Ask Terry Questions Home Equity Loan for paying credit card debt

Home Equity Loan for paying credit card debt

By Terry Savage on December 13, 2018 | Housing / Real Estate

Hi Terry,
My wife & I are in our mid to late 40’s and have accumulated close to $98K in credit card debt over the years and it is finally catching up to us. This was partly due to the fact that we bought a house out in the suburbs in 2016 and then we both lost our jobs a couple of months later. We have both have found new jobs since, but we are making roughly $50K/year less than our previous salaries and have stumbled in our money management. We have no derogatory marks on our credit history and the main item bringing us down is poor credit usage (high balances, little credit available) on the credit cards. I contacted the NFCC and they put to me a local counselor that only offered credit card consolidation. (I don’t think that would work for us).
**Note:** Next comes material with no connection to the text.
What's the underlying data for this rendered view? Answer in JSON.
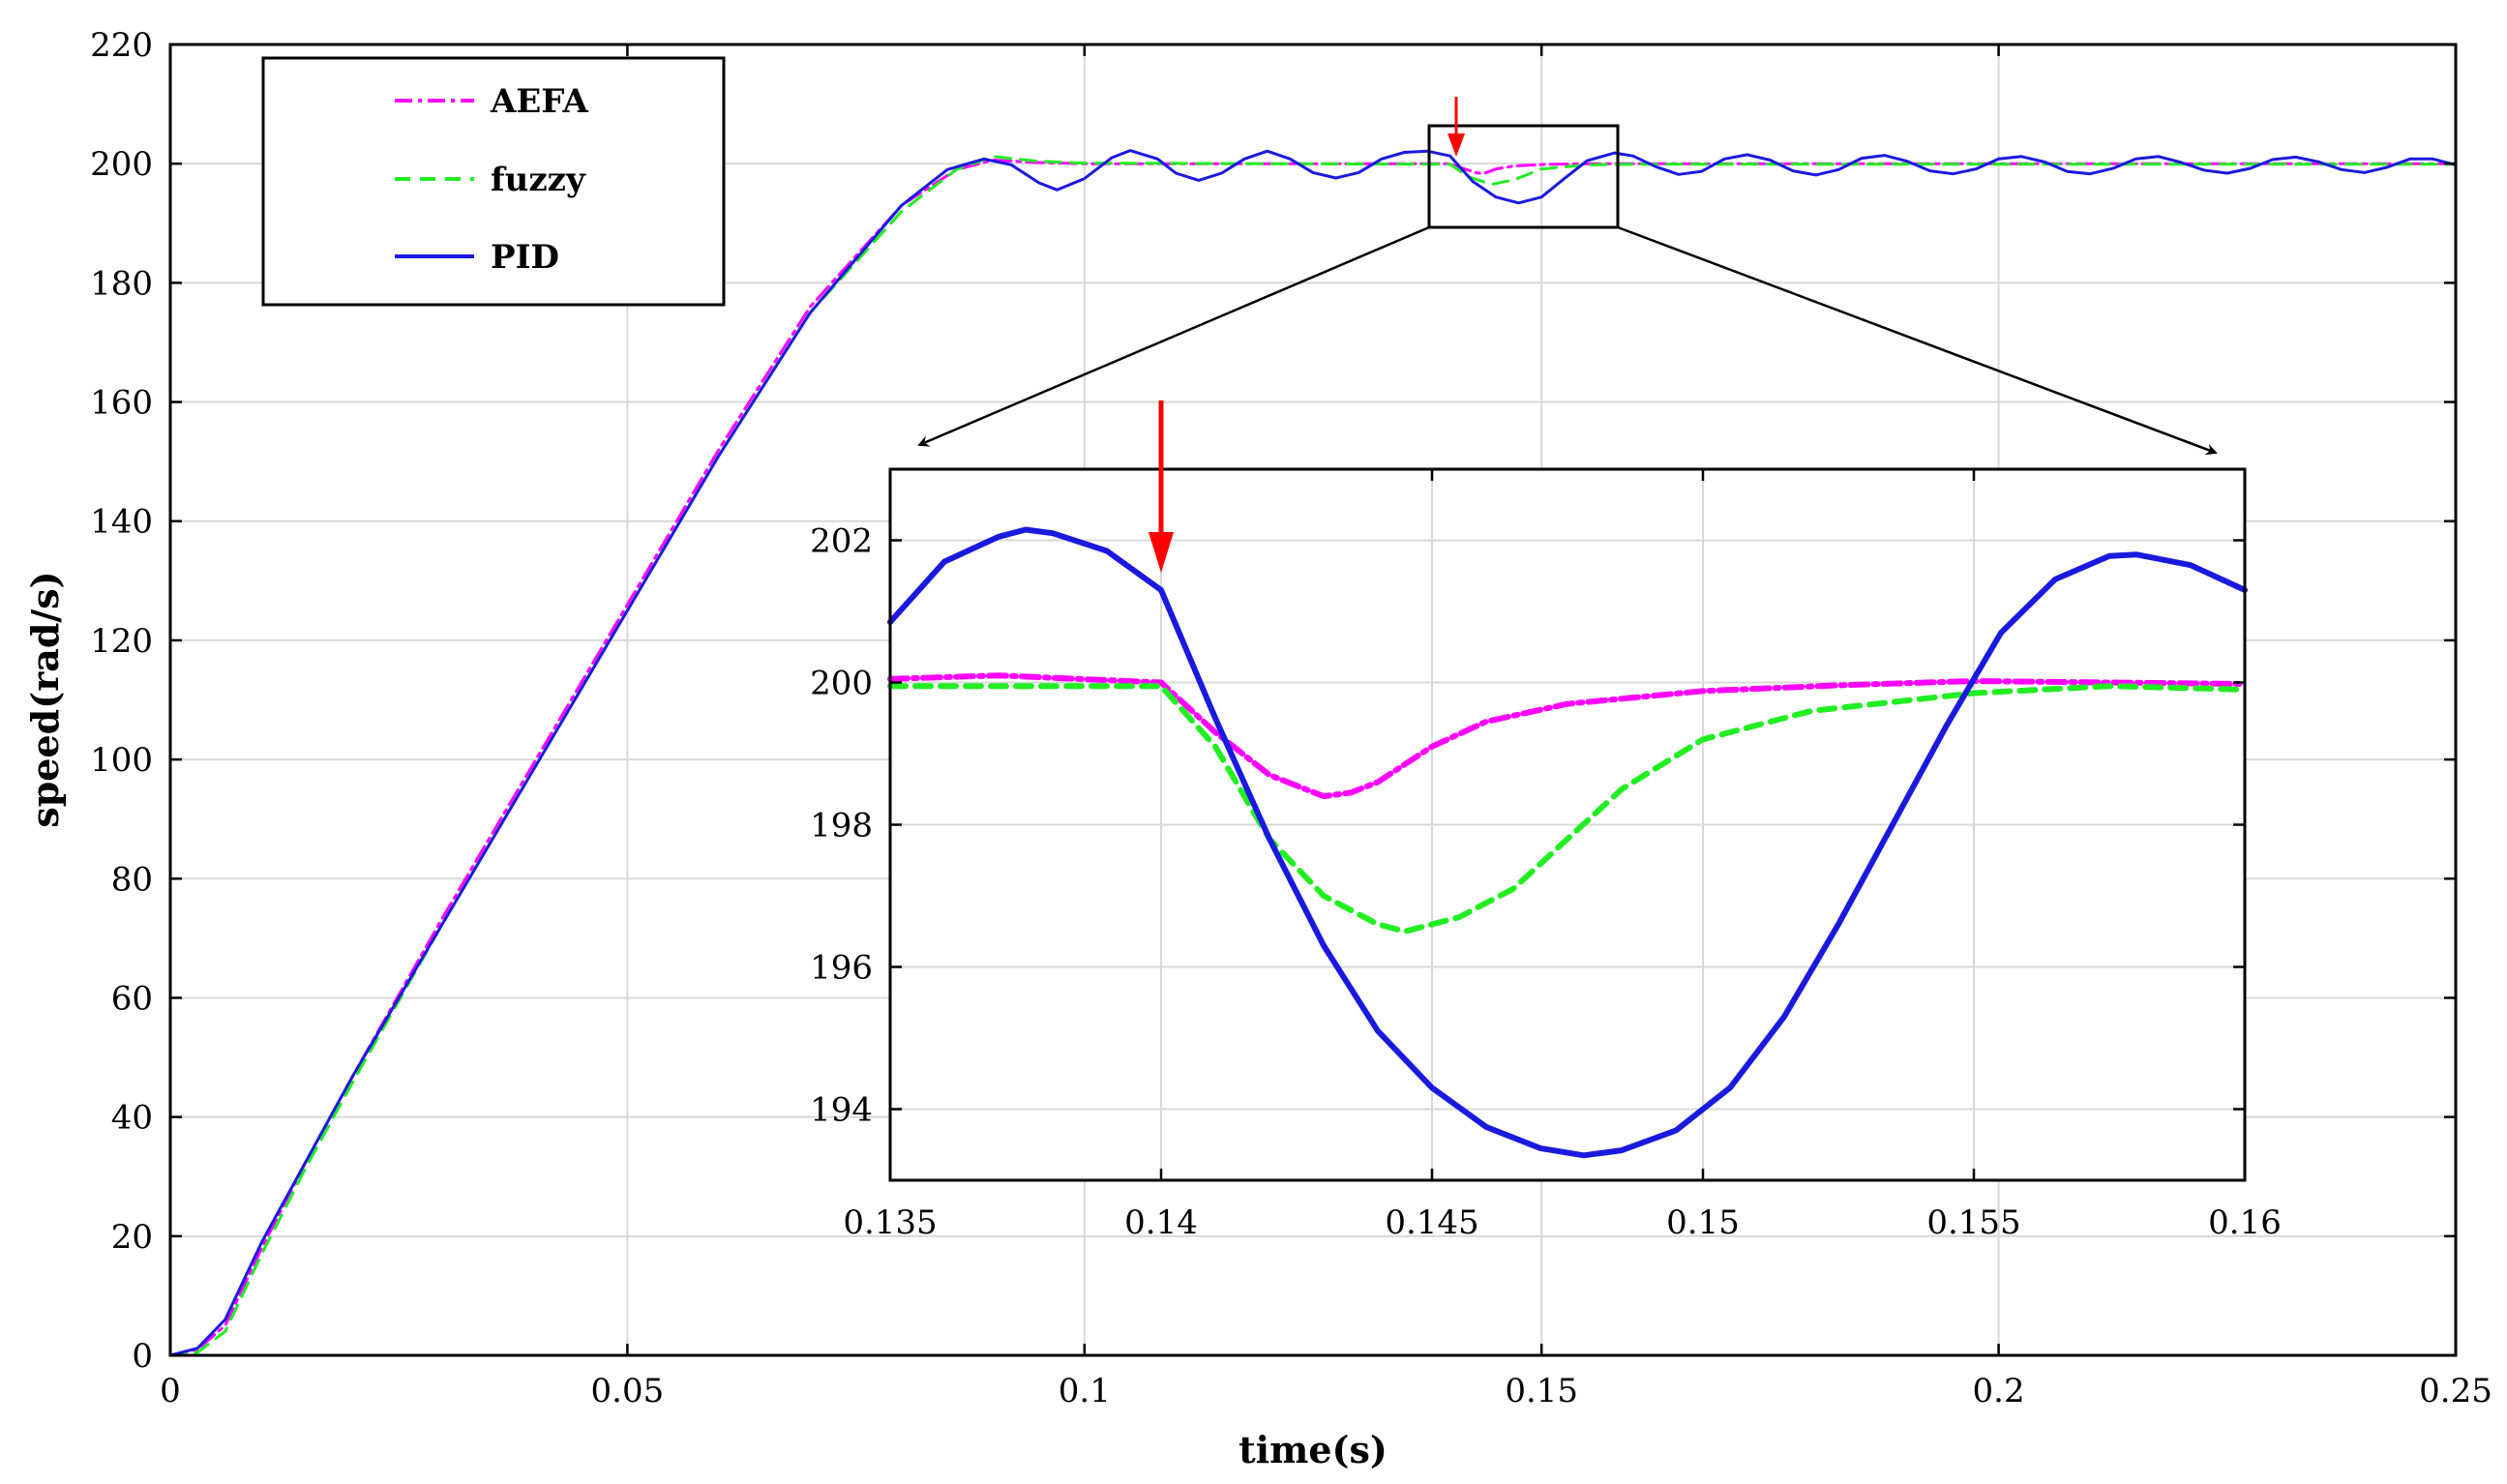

I’m considering using equity in my house (which is about $36K) and getting a Home Equity Loan to pay down some of that debt. I’m a little confused as to which would be better suited: a HE Loan or a HELOC. I still want to have available credit (for emergency purposes) and have some kind of cash flow as well. Can you help clarify?

Terry Says

Those are just two different names for the same thing — borrowing against the equity in your home.  With a “line of credit” you do not have to take down the money immediately, and do not pay interest until you do.  With an actual home equity LOAN, you’ll start paying interest immediately.

VERY IMPORTANT:  As noted in a nearby Q&A response, if you do not use the loan to “improve the property” but instead use it to consolidate and pay off credit card debt, the interest is no longer deductible!   So unless you get a much lower rate on this loan than on your credit cards, this won’t make much difference, even though the interest may be calculated differently.
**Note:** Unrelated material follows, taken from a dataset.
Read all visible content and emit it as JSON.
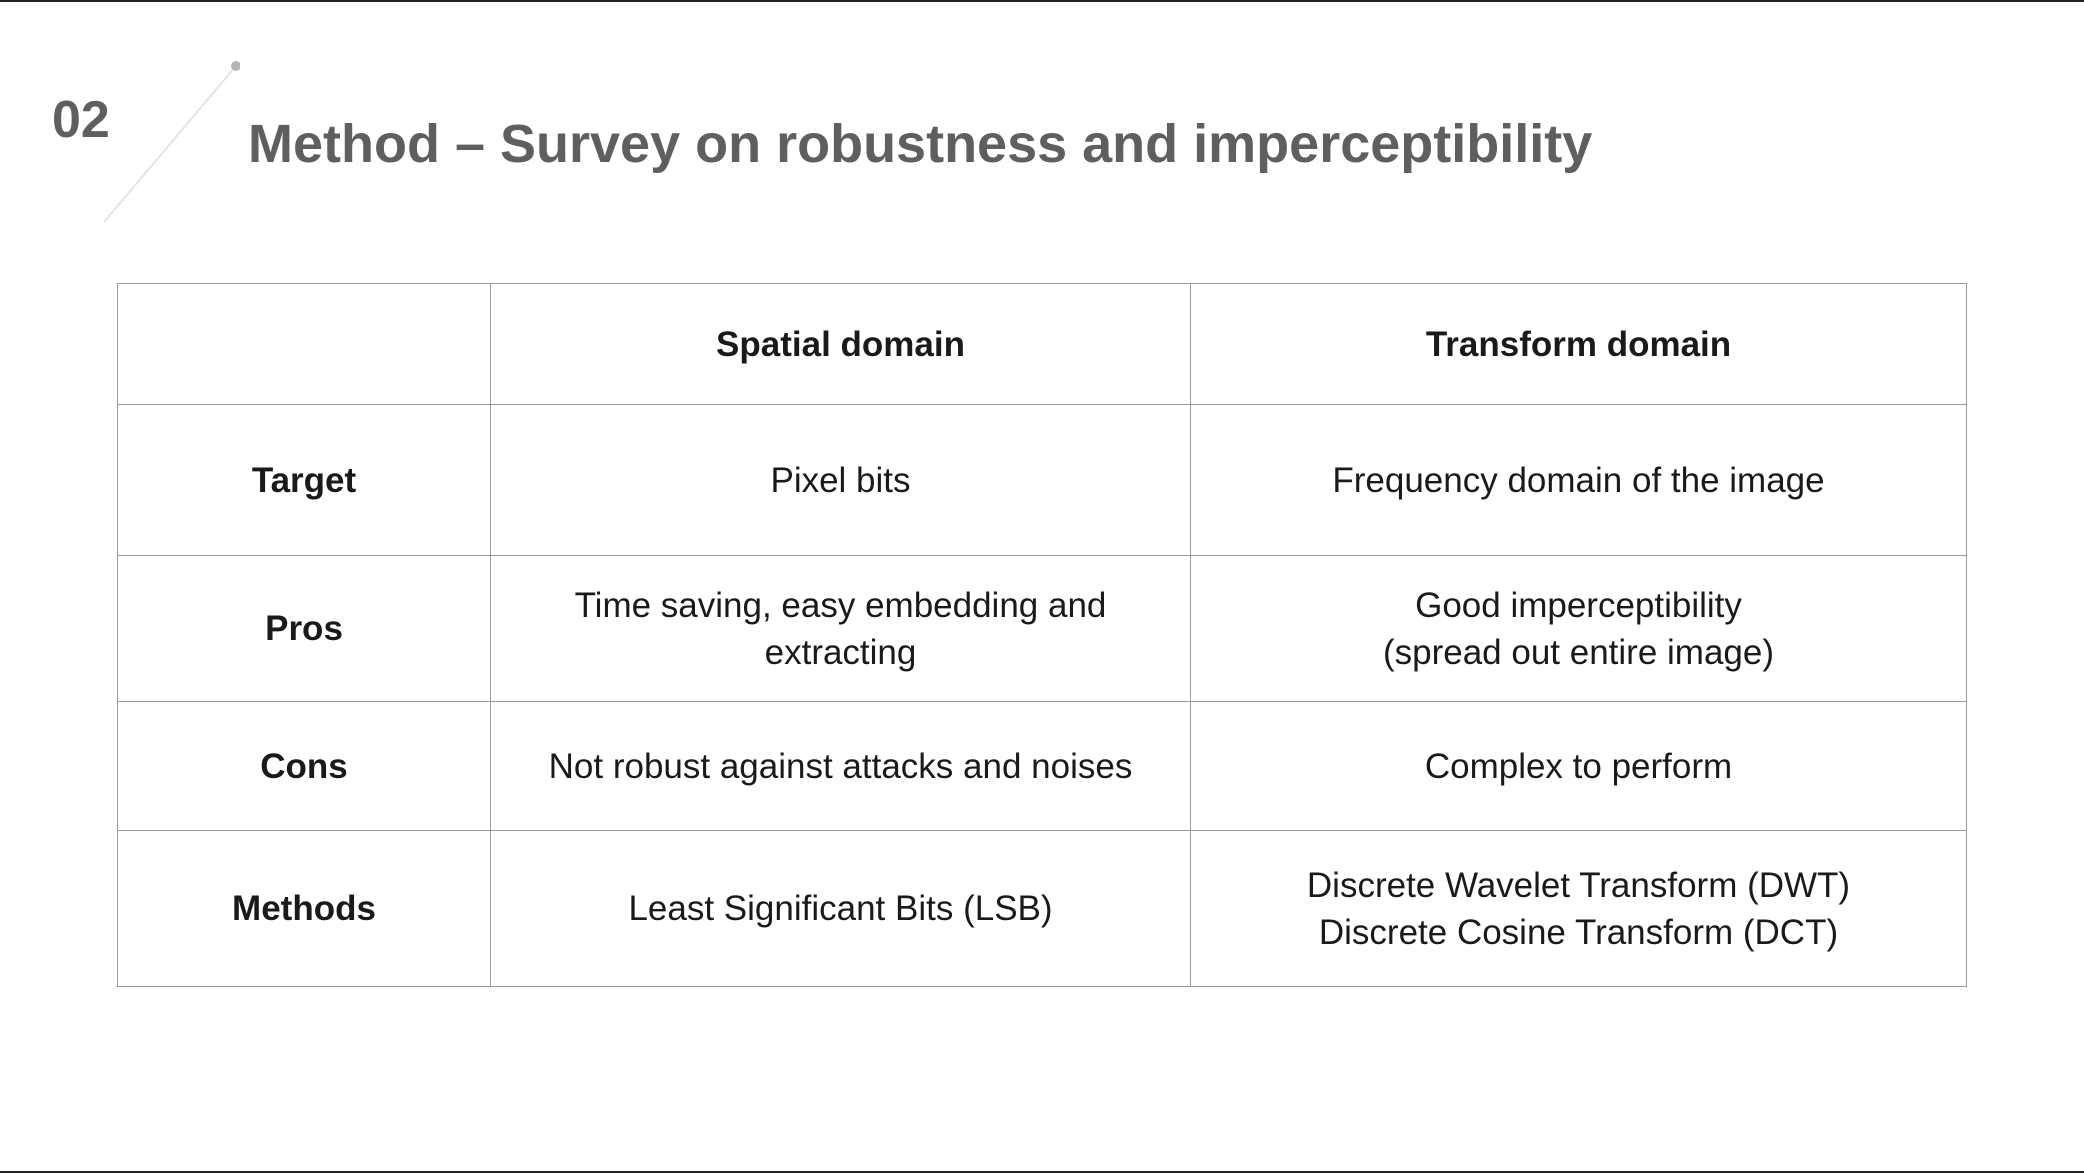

Also, read next week’s column on balance transfer cards.  That’s another thing to consider if your credit is ok.  And it gives the formula for getting out from under credit card debt.
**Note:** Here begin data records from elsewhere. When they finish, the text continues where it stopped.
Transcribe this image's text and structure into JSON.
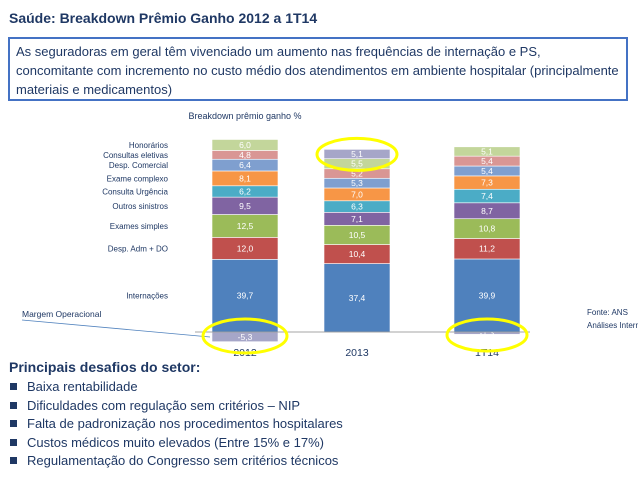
{
  "header": {
    "title": "Saúde: Breakdown Prêmio Ganho 2012 a 1T14",
    "subtitle": "As seguradoras em geral têm vivenciado um aumento nas frequências de internação e PS, concomitante com incremento no custo médio dos atendimentos em ambiente hospitalar (principalmente materiais e medicamentos)"
  },
  "chart_data": {
    "type": "bar",
    "stacked": true,
    "title": "Breakdown prêmio ganho %",
    "categories": [
      "2012",
      "2013",
      "1T14"
    ],
    "series": [
      {
        "name": "Margem Operacional",
        "values": [
          -5.3,
          0,
          -1.3
        ],
        "labels": [
          "-5,3",
          "",
          "-1,3"
        ],
        "color": "#a6a6c8"
      },
      {
        "name": "Internações",
        "values": [
          39.7,
          37.4,
          39.9
        ],
        "labels": [
          "39,7",
          "37,4",
          "39,9"
        ],
        "color": "#4f81bd"
      },
      {
        "name": "Desp. Adm + DO",
        "values": [
          12.0,
          10.4,
          11.2
        ],
        "labels": [
          "12,0",
          "10,4",
          "11,2"
        ],
        "color": "#c0504d"
      },
      {
        "name": "Exames simples",
        "values": [
          12.5,
          10.5,
          10.8
        ],
        "labels": [
          "12,5",
          "10,5",
          "10,8"
        ],
        "color": "#9bbb59"
      },
      {
        "name": "Outros sinistros",
        "values": [
          9.5,
          7.1,
          8.7
        ],
        "labels": [
          "9,5",
          "7,1",
          "8,7"
        ],
        "color": "#8064a2"
      },
      {
        "name": "Consulta Urgência",
        "values": [
          6.2,
          6.3,
          7.4
        ],
        "labels": [
          "6,2",
          "6,3",
          "7,4"
        ],
        "color": "#4bacc6"
      },
      {
        "name": "Exame complexo",
        "values": [
          8.1,
          7.0,
          7.3
        ],
        "labels": [
          "8,1",
          "7,0",
          "7,3"
        ],
        "color": "#f79646"
      },
      {
        "name": "Desp. Comercial",
        "values": [
          6.4,
          5.3,
          5.4
        ],
        "labels": [
          "6,4",
          "5,3",
          "5,4"
        ],
        "color": "#7f9fcf"
      },
      {
        "name": "Consultas eletivas",
        "values": [
          4.8,
          5.2,
          5.4
        ],
        "labels": [
          "4,8",
          "5,2",
          "5,4"
        ],
        "color": "#d99694"
      },
      {
        "name": "Honorários",
        "values": [
          6.0,
          5.5,
          5.1
        ],
        "labels": [
          "6,0",
          "5,5",
          "5,1"
        ],
        "color": "#c3d69b"
      },
      {
        "name": "",
        "values": [
          0,
          5.1,
          0
        ],
        "labels": [
          "",
          "5,1",
          ""
        ],
        "color": "#a6a6c8"
      }
    ],
    "source": [
      "Fonte: ANS",
      "Análises Internas"
    ],
    "highlights": [
      "2012 Margem Operacional",
      "2013 top",
      "1T14 Margem Operacional"
    ],
    "highlight_color": "#ffff00",
    "grid": false,
    "legend": "left"
  },
  "challenges": {
    "heading": "Principais desafios do setor:",
    "items": [
      "Baixa rentabilidade",
      "Dificuldades com regulação sem critérios – NIP",
      "Falta de padronização nos procedimentos hospitalares",
      "Custos médicos muito elevados (Entre 15% e 17%)",
      "Regulamentação do Congresso sem critérios técnicos"
    ]
  }
}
Let me ask you to consider another option.  Do you really NEED to live in your suburban house?  Would you be better off selling, (and assuming the gains would be tax-free depending on the amount of profit and your tax filing status), and consider starting over with a fresh slate in a less expensive home, or even renting.  This would get you out from under the burden of debt and give you some breathing room.     Of course , if you have children involved this may have other implications.